Le attuali regole europee di fatto avvantaggiano la Germania e non sembra che essa abbia oggi alcuna intenzione di utilizzare i crescenti attivi commerciali e di bilancio che ne conseguono per spingere la sua economia a livelli di crescita monetaria più elevati. Insomma, mentre predica svalutazione interna per i Paesi più deboli, essa esclude di sottomettersi a una cura di «rivalutazione interna» che avvantaggerebbe, oltre ai suoi cittadini, anche quelli degli altri Paesi. Senza cadere per questo nell’aborrita Transfer
Union e contribuendo non poco a una più forte crescita europea. Il recente dibattito in seno alla Sps ha mostrato che nella GroKo ci saranno forze che spingeranno fortemente in direzione espansiva: se appoggiate da Francia, Italia, Spagna e altri Paesi, non è impensabile che esse riescano ad attenuare gli effetti della vera e propria «ideologia tedesca» dei Weidmann e degli Schauble. Un’ideologia fondata non tanto su ragioni teoriche (l’ordoliberalismo?) o su un atavico terrore dell’inflazione, ma su un ben oliato meccanismo economico e sociale che rende la Germania una formidabile potenza industriale ed esportatrice (Per una convincente analisi di lungo periodo si veda Werner Plumpe, German economic and business history in the 19th and 20th centuries, Palgrave, 2016).

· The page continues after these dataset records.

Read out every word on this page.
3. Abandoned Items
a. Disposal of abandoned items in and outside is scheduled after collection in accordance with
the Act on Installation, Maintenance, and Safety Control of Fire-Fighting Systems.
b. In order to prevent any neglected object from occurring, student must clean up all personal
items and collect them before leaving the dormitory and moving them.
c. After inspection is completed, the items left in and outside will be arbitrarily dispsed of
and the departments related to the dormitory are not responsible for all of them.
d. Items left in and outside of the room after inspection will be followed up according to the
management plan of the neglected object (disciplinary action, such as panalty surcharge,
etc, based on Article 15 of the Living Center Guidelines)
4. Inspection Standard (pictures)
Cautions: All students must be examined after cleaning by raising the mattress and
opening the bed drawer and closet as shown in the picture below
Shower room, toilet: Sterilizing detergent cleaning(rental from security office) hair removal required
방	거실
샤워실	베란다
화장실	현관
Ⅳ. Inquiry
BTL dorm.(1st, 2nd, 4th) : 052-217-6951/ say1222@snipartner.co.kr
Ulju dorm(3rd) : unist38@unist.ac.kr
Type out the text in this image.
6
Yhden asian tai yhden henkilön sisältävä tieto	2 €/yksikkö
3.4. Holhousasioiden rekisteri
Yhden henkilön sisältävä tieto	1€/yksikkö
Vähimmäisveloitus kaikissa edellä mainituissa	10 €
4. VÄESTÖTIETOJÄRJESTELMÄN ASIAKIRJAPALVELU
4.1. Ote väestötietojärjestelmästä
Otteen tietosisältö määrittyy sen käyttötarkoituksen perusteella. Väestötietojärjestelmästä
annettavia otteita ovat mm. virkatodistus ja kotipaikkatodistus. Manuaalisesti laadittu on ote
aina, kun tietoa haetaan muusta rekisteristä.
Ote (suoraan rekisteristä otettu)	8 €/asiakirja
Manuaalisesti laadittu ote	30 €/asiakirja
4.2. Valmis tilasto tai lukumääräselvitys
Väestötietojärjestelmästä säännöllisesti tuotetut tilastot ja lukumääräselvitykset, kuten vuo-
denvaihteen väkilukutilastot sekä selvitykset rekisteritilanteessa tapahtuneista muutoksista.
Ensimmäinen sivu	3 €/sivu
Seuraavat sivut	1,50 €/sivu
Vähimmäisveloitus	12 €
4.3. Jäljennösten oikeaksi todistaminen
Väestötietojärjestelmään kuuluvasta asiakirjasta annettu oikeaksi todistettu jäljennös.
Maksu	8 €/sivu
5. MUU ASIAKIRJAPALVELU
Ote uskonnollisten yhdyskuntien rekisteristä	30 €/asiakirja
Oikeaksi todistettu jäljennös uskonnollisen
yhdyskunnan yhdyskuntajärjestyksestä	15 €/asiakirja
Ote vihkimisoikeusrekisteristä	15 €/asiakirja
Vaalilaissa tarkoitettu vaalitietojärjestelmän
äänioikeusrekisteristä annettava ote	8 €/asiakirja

Modificare questi orientamenti condivisi dalle classi dirigenti tedesche — politiche, industriali e... sindacali — non sarà facile. Ma se così non avverrà, mi sembra difficile che il dibattito in corso su come «riconciliare condivisione del rischio e disciplina di mercato» possa sfociare in un disegno di governance europea che stimoli una maggiore crescita.